2025 Fall
International Convention of PSK

D+34
October 22-24, 2025

Program

PL2-1

Integrative science advances pharmaceutical integrity

  • Guido Frank Pauli*1
  • 1Retzky College of Pharmacy, University of Illinois Chicago, USA

To thrive for the highest possible integrity distinguishes pharmaceuticals from many other quality products that advance modern daily life, and this is reflected in multi-level regulatory pressure. Two parallel approaches seeks to address key expectations associated with this global consensus: (1) maximize reproducibility and traceability of the entire production workflow; and (2) employ rigorous, multi-level biological and chemical performance analysis throughout the process. The latter particularly builds on our ability to integrate STEM knowledge that is specific for the foundational disciplines of pharmacy: pharmacognosy, medicinal chemistry, pharmaceutical analysis, pharmacology, and toxicology. Being pillars of pharmaceutical integrity, their orchestrated use is essential for downstream clinical utility and fitness of the products for healthcare applications.
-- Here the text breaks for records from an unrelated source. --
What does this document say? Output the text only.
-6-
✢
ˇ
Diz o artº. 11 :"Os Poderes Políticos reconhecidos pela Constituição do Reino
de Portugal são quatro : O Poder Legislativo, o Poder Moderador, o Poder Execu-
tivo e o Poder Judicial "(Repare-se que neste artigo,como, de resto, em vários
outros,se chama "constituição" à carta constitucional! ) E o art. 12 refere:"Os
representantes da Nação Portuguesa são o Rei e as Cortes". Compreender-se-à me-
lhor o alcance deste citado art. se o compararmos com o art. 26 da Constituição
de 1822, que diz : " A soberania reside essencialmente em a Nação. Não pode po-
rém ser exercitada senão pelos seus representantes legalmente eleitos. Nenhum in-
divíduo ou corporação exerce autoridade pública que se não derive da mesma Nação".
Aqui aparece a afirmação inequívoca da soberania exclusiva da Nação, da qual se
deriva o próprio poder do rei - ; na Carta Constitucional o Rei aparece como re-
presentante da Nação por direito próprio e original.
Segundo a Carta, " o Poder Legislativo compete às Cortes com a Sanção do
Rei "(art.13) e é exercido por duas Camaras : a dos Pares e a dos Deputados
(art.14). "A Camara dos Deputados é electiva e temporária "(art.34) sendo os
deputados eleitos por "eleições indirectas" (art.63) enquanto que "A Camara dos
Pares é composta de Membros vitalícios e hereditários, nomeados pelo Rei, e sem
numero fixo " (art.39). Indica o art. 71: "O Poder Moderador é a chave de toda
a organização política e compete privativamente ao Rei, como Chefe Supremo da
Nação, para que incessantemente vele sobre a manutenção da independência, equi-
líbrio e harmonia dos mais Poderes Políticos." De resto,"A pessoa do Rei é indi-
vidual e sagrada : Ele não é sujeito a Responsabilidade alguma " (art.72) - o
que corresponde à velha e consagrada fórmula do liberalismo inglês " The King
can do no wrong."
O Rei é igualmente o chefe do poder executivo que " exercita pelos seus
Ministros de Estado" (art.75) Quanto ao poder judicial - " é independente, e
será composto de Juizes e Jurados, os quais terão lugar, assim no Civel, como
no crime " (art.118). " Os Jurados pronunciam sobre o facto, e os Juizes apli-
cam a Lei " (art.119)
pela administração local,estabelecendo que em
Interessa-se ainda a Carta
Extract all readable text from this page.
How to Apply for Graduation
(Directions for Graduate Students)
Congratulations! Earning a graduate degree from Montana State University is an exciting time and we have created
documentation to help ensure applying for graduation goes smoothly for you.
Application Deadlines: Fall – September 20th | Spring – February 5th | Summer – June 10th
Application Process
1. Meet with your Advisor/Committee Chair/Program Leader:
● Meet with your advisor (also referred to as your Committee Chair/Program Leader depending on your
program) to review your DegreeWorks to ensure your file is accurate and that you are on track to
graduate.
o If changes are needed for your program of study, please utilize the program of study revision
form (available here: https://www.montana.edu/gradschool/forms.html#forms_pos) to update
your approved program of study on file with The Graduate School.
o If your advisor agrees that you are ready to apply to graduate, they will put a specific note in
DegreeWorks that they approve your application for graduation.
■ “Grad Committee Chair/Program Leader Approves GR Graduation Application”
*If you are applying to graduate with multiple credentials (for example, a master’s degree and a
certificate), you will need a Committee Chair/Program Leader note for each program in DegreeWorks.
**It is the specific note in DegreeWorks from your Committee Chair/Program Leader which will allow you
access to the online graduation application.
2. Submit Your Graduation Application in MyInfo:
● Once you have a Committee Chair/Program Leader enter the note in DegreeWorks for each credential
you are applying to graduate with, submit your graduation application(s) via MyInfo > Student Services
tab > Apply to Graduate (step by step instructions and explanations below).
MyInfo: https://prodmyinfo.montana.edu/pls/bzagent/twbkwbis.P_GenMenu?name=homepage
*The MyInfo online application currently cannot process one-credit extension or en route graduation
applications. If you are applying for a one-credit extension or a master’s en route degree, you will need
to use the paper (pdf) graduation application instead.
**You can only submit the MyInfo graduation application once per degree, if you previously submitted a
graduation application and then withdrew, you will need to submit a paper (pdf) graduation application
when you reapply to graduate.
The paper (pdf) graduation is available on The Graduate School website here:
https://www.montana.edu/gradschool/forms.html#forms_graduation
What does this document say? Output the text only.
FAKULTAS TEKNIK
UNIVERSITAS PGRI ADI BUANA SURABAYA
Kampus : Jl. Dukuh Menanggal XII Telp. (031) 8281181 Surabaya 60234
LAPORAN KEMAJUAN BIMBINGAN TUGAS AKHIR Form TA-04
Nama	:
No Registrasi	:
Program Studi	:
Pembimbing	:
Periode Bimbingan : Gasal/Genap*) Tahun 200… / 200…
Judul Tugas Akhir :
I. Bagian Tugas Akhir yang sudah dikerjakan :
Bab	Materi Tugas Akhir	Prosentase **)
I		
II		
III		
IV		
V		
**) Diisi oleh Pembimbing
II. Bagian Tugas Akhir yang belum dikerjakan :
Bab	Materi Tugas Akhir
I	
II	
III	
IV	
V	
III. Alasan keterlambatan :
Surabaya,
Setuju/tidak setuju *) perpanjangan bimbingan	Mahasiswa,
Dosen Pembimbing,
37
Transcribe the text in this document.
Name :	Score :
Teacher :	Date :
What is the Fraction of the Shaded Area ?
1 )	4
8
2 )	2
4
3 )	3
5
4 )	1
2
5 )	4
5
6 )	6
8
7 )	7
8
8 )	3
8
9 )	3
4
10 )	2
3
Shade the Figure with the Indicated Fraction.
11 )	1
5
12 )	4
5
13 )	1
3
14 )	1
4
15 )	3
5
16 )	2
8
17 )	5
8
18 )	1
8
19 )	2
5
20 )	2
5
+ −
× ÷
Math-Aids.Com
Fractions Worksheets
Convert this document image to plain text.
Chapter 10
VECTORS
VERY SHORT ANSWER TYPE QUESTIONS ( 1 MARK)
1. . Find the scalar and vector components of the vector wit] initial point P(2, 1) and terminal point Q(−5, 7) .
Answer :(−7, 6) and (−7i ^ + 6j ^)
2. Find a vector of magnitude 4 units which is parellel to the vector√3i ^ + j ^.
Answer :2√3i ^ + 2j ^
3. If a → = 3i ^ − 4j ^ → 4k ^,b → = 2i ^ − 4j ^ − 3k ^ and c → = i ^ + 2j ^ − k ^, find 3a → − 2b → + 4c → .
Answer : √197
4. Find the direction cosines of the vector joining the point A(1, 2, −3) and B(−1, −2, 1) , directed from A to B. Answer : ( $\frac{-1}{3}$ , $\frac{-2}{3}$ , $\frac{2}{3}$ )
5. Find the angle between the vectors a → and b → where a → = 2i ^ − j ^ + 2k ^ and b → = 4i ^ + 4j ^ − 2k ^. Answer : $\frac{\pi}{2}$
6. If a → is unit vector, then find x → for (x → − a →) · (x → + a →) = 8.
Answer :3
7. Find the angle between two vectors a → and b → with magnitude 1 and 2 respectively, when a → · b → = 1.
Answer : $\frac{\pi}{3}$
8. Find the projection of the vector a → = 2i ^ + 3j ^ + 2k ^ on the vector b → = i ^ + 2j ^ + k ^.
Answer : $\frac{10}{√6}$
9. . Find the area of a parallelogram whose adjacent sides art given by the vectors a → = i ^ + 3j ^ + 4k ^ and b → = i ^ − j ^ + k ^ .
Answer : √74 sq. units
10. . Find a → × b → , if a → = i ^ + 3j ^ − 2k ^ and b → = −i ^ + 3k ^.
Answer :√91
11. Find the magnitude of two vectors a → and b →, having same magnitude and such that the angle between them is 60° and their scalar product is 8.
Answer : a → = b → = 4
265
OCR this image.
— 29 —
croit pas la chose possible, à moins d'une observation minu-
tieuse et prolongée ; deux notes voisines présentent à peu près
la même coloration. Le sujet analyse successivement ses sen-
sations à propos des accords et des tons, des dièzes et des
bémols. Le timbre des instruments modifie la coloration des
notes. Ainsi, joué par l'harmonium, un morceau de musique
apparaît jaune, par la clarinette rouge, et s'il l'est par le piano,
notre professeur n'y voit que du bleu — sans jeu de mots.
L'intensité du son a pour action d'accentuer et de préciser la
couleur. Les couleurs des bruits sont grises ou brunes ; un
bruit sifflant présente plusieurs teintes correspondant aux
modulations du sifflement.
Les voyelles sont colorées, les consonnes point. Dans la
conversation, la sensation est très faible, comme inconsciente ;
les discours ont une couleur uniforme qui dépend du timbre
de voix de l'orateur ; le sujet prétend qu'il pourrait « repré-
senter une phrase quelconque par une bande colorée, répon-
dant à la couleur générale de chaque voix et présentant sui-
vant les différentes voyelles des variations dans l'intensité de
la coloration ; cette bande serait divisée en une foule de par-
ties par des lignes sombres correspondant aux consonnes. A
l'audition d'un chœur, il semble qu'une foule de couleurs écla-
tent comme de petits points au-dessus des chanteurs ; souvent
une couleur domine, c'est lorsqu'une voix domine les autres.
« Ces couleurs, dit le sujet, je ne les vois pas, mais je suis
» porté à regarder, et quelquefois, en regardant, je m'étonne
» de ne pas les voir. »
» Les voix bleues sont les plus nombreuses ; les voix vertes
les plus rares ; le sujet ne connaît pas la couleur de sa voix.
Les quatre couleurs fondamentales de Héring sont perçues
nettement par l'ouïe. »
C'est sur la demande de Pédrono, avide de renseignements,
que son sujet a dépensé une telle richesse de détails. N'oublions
As collaborative approaches to science evolve and pharmacognosy projects often integrate 2-3 disciplines, recent advances in natural product (NP) research inspire the greater pharmacy community. The pharmaceutical term “purity” provides multiple entry points for discussion: purity has multiple and partially unclear facets; purity is of obvious importance when dealing with metabolomic NPs; and purity mounts into the recently established term Residual Complexity (RC), which can be understood as “deviation from total integrity and/or understanding”.

This presentation will discuss how foundational biological, chemical, physical, and mathematical principles affect the integrity of integrative pharmaceutical science. This includes examination of both prior and recently advanced foundational knowledge for a range of questions along the biology to mathematics continuum:

- What processes drive the discovery of new hits and the development of leads?

- Can NP hits be “too good to be true”?

- What is a “compound”, and how many structures does it have?

- What physiochemistry stands behind NP and API purification?

- How do overlapping chromatographic peaks differ from spectroscopic multiplets?

- Is methodological innovation the first objective or a last resort?

Discussion of potential answers will involve recent experimental evidence from our own work in the discovery of antibiotics, dental biomodifiers, bioactive principles from medicinal and dietary plants, and methodology for pharmaceutical integrity analysis. The overarching goal is to demonstrate how the application of fundamental knowledge is a prerequisite for integrative research and the further enhancement of the integrity of the pharmaceutical value chain.